An example of a raw text segment and how its components (User Query, Environmental Tools, Workflow) map to agent concepts.

Main Takeaways

Text-based synthesis enables agents to generalize well to unseen domains (Tau-bench) without seeing domain-specific training data.
The refinement stage in the pipeline is crucial; raw generated trajectories are often too simple to provide robust training signal.
A distilled 'Synthesizer' model can effectively clone the multi-stage pipeline's capability, offering a scalable path for data generation.

📚 Prerequisite Knowledge

Prerequisites

Large Language Models (LLMs) and prompting strategies
Tool-use/Function-calling in AI agents
Supervised Fine-Tuning (SFT) data construction

Key Terms

GEM: General-purpose Extraction of Multi-turn trajectories—the proposed pipeline for synthesizing agent data from text.

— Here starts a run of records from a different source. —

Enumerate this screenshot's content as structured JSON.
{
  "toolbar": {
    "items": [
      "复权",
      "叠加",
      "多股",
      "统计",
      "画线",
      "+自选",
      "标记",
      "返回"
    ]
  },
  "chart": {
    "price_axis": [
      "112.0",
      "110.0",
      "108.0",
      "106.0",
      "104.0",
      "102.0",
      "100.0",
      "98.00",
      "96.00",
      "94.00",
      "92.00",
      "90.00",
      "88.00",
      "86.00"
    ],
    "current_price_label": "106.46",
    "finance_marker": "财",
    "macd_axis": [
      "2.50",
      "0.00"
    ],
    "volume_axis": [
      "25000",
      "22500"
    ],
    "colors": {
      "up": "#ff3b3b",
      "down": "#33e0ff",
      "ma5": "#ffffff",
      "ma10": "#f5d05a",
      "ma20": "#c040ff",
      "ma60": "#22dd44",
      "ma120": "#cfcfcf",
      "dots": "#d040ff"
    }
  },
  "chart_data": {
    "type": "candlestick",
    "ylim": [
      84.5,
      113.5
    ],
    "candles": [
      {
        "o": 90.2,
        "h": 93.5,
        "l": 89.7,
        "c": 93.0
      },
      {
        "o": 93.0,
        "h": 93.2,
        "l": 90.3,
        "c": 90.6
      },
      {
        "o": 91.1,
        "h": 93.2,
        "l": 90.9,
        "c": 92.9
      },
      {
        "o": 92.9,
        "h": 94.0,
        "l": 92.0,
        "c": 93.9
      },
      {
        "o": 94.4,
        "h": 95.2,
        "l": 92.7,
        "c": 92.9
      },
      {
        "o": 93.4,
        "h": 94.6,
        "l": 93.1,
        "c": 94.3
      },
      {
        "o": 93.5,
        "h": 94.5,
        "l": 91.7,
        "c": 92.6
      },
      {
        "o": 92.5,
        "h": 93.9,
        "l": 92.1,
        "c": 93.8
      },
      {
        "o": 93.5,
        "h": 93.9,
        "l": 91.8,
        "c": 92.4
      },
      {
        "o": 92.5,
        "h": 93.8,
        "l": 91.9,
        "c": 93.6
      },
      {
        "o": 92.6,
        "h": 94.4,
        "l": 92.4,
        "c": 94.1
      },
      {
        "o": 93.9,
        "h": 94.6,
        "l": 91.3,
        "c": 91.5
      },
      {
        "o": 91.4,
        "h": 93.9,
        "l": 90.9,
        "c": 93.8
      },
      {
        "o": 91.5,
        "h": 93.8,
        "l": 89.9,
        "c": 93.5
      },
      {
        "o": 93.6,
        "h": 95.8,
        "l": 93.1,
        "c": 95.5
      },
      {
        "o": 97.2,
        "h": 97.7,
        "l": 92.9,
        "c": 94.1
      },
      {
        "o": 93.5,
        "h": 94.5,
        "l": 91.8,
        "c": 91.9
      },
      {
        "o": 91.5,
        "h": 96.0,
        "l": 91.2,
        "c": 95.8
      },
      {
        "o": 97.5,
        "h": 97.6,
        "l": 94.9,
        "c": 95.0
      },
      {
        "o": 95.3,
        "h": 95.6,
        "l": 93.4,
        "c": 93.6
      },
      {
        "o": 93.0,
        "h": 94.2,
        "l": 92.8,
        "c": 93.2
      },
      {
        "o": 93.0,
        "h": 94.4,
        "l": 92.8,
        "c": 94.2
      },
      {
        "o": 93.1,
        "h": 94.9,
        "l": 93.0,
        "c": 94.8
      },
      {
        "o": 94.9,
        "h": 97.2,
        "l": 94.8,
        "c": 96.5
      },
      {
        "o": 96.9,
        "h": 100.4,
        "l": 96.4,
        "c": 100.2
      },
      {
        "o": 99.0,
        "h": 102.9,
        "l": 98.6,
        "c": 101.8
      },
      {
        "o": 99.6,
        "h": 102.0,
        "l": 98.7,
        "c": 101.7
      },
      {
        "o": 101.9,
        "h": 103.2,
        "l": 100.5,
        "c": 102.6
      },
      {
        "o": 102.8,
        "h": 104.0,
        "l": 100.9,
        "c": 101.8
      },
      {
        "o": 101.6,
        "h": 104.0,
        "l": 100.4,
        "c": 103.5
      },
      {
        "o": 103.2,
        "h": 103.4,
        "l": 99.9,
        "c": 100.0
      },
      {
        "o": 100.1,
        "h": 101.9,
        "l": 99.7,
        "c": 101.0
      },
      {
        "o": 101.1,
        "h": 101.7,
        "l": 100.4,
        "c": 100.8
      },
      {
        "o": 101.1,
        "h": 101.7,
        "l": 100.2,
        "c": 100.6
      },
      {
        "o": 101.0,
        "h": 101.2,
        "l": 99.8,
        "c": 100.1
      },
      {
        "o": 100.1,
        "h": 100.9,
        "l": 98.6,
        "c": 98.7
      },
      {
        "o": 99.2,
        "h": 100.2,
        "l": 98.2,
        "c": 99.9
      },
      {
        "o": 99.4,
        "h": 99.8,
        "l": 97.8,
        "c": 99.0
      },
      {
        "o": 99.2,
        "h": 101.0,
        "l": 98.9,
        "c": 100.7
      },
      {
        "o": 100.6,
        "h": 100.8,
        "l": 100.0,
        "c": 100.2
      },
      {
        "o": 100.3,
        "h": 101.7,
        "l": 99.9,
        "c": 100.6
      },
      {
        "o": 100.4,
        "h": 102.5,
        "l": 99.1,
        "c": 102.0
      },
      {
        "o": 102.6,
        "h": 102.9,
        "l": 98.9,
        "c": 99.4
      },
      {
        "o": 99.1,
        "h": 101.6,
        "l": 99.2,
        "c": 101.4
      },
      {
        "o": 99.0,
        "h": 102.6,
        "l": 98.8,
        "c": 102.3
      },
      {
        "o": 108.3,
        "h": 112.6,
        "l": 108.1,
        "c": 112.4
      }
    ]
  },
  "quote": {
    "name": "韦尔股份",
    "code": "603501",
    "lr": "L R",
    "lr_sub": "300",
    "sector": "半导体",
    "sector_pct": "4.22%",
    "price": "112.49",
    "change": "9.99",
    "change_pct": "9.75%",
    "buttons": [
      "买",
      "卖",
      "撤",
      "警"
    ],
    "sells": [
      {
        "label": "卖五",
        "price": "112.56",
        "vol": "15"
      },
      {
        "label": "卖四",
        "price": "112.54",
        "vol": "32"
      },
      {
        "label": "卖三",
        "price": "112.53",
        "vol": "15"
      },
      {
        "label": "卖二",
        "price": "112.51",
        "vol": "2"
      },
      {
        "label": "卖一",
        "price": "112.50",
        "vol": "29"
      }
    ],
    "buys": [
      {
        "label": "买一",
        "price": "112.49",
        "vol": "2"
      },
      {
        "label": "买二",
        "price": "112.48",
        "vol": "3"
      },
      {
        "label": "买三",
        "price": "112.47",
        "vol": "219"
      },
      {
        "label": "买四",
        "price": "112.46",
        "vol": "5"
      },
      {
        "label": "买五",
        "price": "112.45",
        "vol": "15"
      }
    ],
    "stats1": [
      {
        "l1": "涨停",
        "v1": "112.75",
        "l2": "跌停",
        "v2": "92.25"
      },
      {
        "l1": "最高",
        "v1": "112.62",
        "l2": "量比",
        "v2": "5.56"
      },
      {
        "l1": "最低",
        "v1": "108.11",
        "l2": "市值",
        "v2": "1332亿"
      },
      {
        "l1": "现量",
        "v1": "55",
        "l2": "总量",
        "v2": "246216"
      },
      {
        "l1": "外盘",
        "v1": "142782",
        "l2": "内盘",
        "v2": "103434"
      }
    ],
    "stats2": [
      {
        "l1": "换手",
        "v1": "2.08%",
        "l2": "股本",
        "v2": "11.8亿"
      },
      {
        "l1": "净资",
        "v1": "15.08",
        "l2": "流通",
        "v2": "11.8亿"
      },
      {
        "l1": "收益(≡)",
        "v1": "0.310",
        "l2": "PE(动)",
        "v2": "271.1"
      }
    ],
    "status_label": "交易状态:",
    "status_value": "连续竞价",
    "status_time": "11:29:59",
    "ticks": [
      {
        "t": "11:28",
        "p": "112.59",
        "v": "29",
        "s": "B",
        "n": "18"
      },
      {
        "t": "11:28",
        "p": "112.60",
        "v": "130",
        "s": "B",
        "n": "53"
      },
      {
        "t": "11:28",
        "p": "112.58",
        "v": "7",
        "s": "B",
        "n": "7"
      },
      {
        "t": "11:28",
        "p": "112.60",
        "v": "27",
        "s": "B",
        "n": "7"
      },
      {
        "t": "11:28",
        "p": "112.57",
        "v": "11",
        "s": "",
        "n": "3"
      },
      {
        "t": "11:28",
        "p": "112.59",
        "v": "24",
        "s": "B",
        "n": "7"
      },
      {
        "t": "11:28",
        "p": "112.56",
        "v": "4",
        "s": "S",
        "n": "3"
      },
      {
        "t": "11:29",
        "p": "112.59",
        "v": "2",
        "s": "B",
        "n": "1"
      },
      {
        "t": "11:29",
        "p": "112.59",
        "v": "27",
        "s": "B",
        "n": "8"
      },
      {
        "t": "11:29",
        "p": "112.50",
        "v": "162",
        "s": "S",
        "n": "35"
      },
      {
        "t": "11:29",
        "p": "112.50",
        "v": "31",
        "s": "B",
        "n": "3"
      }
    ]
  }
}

BFCL: Berkeley Function-Calling Leaderboard—a benchmark for evaluating LLM tool-use capabilities.

Tau-bench: A benchmark evaluating agents in realistic, complex domains like Airline and Retail with user simulators.

SFT: Supervised Fine-Tuning—training a model on labeled examples to adapt it to a specific task.

SFT warm-start: Initial training using supervised data before applying other optimization techniques (though primarily SFT is used here).

Trajectory Synthesizer: A specialized model trained to convert text directly into tool-use trajectories, bypassing the multi-step pipeline during inference.

UltraFineWeb: A large-scale, high-quality open web dataset used as the source corpus for text segments.

GLM-4: A strong Large Language Model used as the 'teacher' to generate initial synthetic data.

Hallucination: When a model generates content (like tool parameters) not supported by the context or facts.